Il fotogiornalismo non è stato un fenomeno soltanto statunitense, perché negli anni in cui l’uso delle immagini fotografiche soppiantava lentamente i disegni, che fino a quel momento avevano illustrato gli articoli sulle pagine di quotidiani e periodici, la presenza dei fotoreporter si faceva sempre più indispensabile in tutte le redazioni.
In Italia, il padre del fotogiornalismo moderno è senza dubbio Adolfo Porry Pastorel (Vittorio Veneto, 1888 – Castel San Pietro Romano, 25 maggio 1960), che nasce in una benestante famiglia veneta con ascendenze cosmopolite (nonno inglese, nonna francese), trasferitasi poco dopo la sua nascita a Roma.
Giovanissimo, è assunto da Ottorino Raimondi, direttore del Messaggero e suo padrino, che prima lo indirizza allo studio delle tecniche tipografiche, mandandolo anche in Germania ad apprendere la zincografia, e poi lo dirotta come cronista al nuovo quotidiano La vita.

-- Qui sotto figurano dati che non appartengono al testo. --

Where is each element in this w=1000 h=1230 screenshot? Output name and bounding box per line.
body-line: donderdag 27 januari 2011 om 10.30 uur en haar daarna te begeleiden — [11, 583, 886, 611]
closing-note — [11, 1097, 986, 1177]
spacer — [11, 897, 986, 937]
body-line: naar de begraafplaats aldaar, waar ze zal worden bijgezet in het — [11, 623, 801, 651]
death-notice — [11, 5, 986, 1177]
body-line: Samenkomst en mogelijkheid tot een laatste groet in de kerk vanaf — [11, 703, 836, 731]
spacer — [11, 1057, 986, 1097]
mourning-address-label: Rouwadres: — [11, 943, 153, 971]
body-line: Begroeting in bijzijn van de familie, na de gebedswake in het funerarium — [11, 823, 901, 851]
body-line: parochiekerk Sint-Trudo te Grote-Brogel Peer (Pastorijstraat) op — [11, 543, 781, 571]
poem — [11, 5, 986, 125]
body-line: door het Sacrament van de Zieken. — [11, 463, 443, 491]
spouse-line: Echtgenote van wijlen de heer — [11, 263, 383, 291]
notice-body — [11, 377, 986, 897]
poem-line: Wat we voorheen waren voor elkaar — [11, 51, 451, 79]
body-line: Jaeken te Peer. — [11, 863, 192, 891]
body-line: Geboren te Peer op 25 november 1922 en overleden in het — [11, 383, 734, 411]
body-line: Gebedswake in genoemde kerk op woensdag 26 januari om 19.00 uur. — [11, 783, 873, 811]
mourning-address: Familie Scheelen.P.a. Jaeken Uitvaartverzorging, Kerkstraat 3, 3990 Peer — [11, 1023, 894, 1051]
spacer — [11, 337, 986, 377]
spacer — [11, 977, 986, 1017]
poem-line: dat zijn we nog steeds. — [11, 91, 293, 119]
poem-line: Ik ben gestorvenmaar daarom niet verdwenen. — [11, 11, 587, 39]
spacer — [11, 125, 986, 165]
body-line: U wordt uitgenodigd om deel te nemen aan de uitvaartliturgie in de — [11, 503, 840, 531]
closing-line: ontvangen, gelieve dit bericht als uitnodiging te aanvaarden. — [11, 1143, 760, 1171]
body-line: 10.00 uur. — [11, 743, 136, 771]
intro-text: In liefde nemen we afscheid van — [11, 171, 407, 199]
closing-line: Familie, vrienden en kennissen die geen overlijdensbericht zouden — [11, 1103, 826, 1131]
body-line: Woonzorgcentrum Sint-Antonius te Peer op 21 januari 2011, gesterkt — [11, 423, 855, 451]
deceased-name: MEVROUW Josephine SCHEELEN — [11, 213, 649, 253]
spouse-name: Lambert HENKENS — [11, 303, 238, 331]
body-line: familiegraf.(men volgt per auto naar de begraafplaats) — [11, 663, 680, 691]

Qui Porry Pastorel prende l’abitudine di corredare i propri articoli di cronaca con delle fotografie, che scatta di persona con una semplice fotocamera Kodak, e quando nel 1908 viene assunto dal prestigioso Giornale d’Italia, è subito incaricato di allestire il primo laboratorio di fotoincisione del quotidiano.
Nello stesso anno, fonda l’agenzia VEDO (Visioni Fotografiche Diffuse Ovunque), per la quale recluta molti giovani che diventeranno in seguito famosi, come Mario Tursi e Tazio Secchiaroli. Diventa quindi, in breve tempo, il principale testimone della vita romana dei decenni successivi, cercando, però, sempre di unire al dovere di cronaca la ricerca di una certa perfezione formale: sono suoi i più famosi ritratti dei personaggi in vista dell’epoca, dagli esponenti della ricca borghesia in ascesa ai primi divi del cinematografo, ma anche alcune immagini storiche della vita politica, come quelle dell’arresto di Mussolini nel 1915 o della conferenza di Versailles al termine della Prima Guerra Mondiale.
Prima della trasmissione delle immagini per via telefonica o telegrafica (le famose telefoto che occuperanno le pagine dei quotidiani dalla metà degli anni Trenta ai Novanta, fino all’affermazione dei programmi digitali), Porry Pastorel s’inventa un ingegnoso sistema di trasmissione veloce dei suoi rullini alla redazione del giornale utilizzando piccioni viaggiatori.
Riesce così a stupire Mussolini e Hitler, nel corso della visita ufficiale di quest’ultimo in Italia, facendo loro trovare, all’arrivo nel porto di Napoli, un quotidiano recante già in prima pagina le foto scattate poche ore prima a bordo della nave che li ospitava.
Negli anni del Fascismo, Porry Pastorel riesce a mantenere una posizione abbastanza autonoma, evitando di scadere nella celebrazione ossequiosa del regime: predilige fotografare le autorità cogliendole dietro le quinte del potere più che nelle occasioni ufficiali, e anche in queste si comporta in modo da non risultare troppo retorico e propagandistico.È sua la vasta documentazione della battaglia del grano, la grande campagna condotta da Mussolini per portare l’Italia all’autosufficienza nella produzione dei cereali, senza dover eliminare altre coltivazioni, ma aumentando la resa dei terreni già utilizzati e bonificandone molti fino a quel momento paludosi.
Con l’uso di una Leica dal dorso modificato, in modo da poter cambiare più in fretta i rullini, e di un furgone trasformato in camera oscura viaggiante, è sempre pronto a recarsi ovunque sia necessario per registrare gli avvenimenti del giorno, e benché Mussolini non lo abbia troppo in simpatia, l’Istituto Luce, creazione del regime, utilizza spesso come collaboratori i fotografi dell’agenzia VEDO, oltre ad acquistare circa venticinquemila fotografie del suo ricchissimo archivio.
Durante l’occupazione tedesca, Porry Pastorel utilizza ampiamente il proprio laboratorio per stampare documenti falsi in aiuto dei partigiani. Nel dopoguerra, si trasferisce a vivere a Castel San Pietro Romano, piccolo borgo della provincia romana di cui diventerà anche sindaco, e che grazie ai suoi rapporti con l’ambiente del cinema acquisirà una notorietà mondiale diventando il set dei celebri film Pane amore e fantasia e Pane amore e gelosia, girati nei primi anni Cinquanta dal regista Luigi Comencini.